The International Monetary Fund (IMF) asked Pakistan to fulfill promises to impose new taxes in order to revive the $6.5 billion bailout package at times when country’s foreign exchange reserves drops again to $3.1 billion, only enough for less than three weeks of imports.
An IMF delegation, that had landed in Islamabad on Tuesday to revive important financial aid, has now completed technical level talks and now policy level talks will be held by both sides.
The IMF has asked Pakistan’s financial wizards to increase electricity and gas tariffs and to impose 18% general sales tax (GST) along with privatization of loss making state owned enterprises.

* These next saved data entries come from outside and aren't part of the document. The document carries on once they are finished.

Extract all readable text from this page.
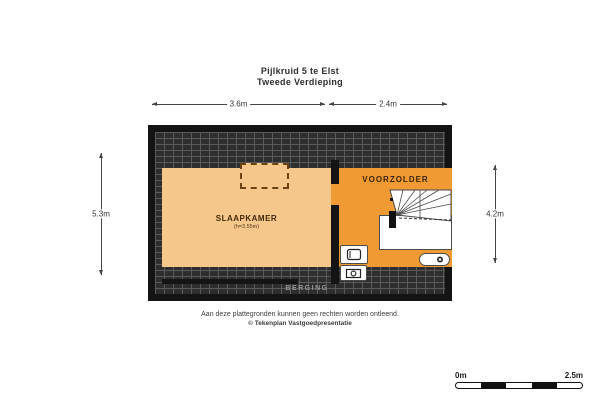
Pijlkruid 5 te Elst
Tweede Verdieping
3.6m	2.4m
5.3m	4.2m
SLAAPKAMER
(h=3.55m)
VOORZOLDER
BERGING
Aan deze plattegronden kunnen geen rechten worden ontleend.
© Tekenplan Vastgoedpresentatie
0m	2.5m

The international lender also asked government in Islamabad to ensure audit of government departments and to shun the corruption culture along with easing the tax provision culture.

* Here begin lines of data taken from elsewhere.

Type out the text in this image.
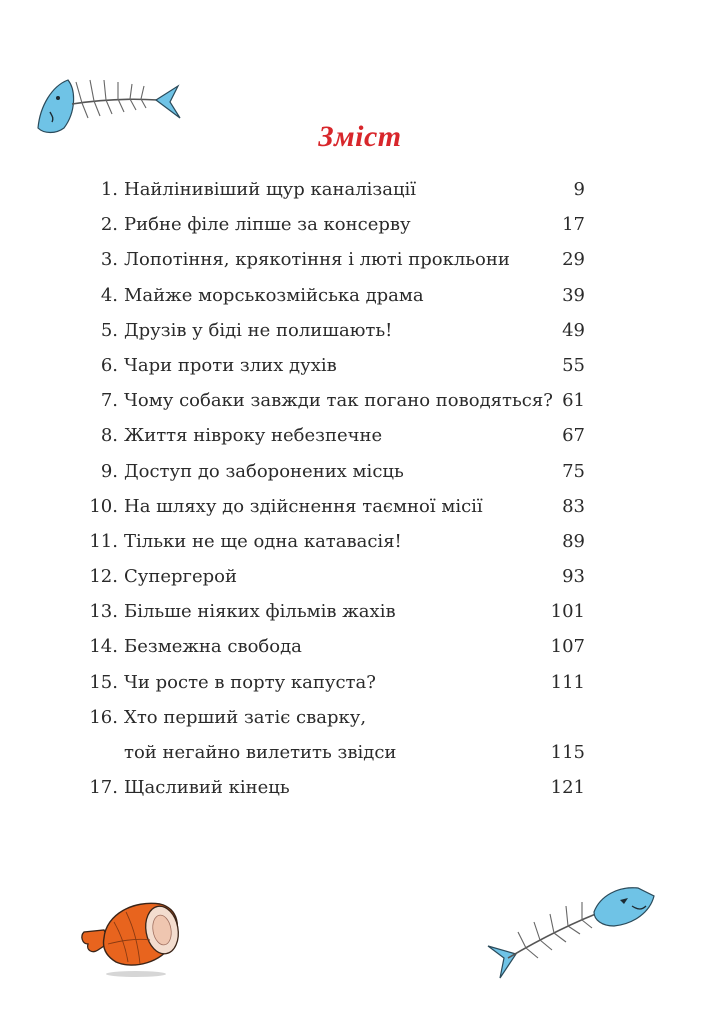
Зміст
1. Найлінивіший щур каналізації	9
2. Рибне філе ліпше за консерву	17
3. Лопотіння, крякотіння і люті прокльони	29
4. Майже морськозмійська драма	39
5. Друзів у біді не полишають!	49
6. Чари проти злих духів	55
7. Чому собаки завжди так погано поводяться? 61
8. Життя нівроку небезпечне	67
9. Доступ до заборонених місць	75
10. На шляху до здійснення таємної місії	83
11. Тільки не ще одна катавасія!	89
12. Супергерой	93
13. Більше ніяких фільмів жахів	101
14. Безмежна свобода	107
15. Чи росте в порту капуста?	111
16. Хто перший затіє сварку,
той негайно вилетить звідси	115
17. Щасливий кінець	121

The IMF delegation, during their technical level talks, stressed for granting equal opportunities for private and government departments to compete.

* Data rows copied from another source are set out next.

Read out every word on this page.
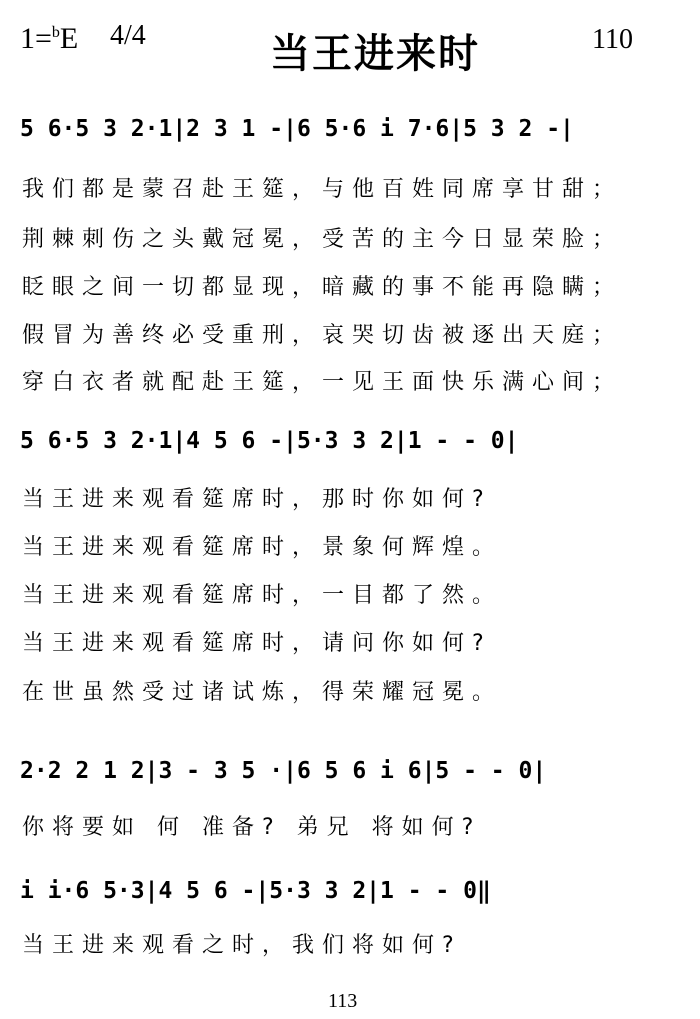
1=$^b$E 4/4	当王进来时	110
5 6·5 3 2·1|2 3 1 -|6 5·6 i 7·6|5 3 2 -|
我们都是蒙召赴王筵，与他百姓同席享甘甜；
荆棘刺伤之头戴冠冕，受苦的主今日显荣脸；
眨眼之间一切都显现，暗藏的事不能再隐瞒；
假冒为善终必受重刑，哀哭切齿被逐出天庭；
穿白衣者就配赴王筵，一见王面快乐满心间；
5 6·5 3 2·1|4 5 6 -|5·3 3 2|1 - - 0|
当王进来观看筵席时，那时你如何?
当王进来观看筵席时，景象何辉煌。
当王进来观看筵席时，一目都了然。
当王进来观看筵席时，请问你如何?
在世虽然受过诸试炼，得荣耀冠冕。
2·2 2 1 2|3 - 3 5 ·|6 5 6 i 6|5 - - 0|
你将要如 何 准备? 弟兄 将如何?
i i·6 5·3|4 5 6 -|5·3 3 2|1 - - 0‖
当王进来观看之时，我们将如何?
113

IMF bailout conditions ‘beyond imagination’
Prime Minister Shehbaz Sharif on Friday said the government would have to agree to IMF bailout conditions that are beyond imagination.
The government has held out against hiking tax rates and slashing subsidies as demanded by the IMF, fearful of backlash ahead of elections due in October.
“I will not go into the details but will only say that our economic challenge is unimaginable. The conditions we will have to agree to with the IMF are beyond imagination. But we will have to agree with the conditions,” Sharif said in televised comments.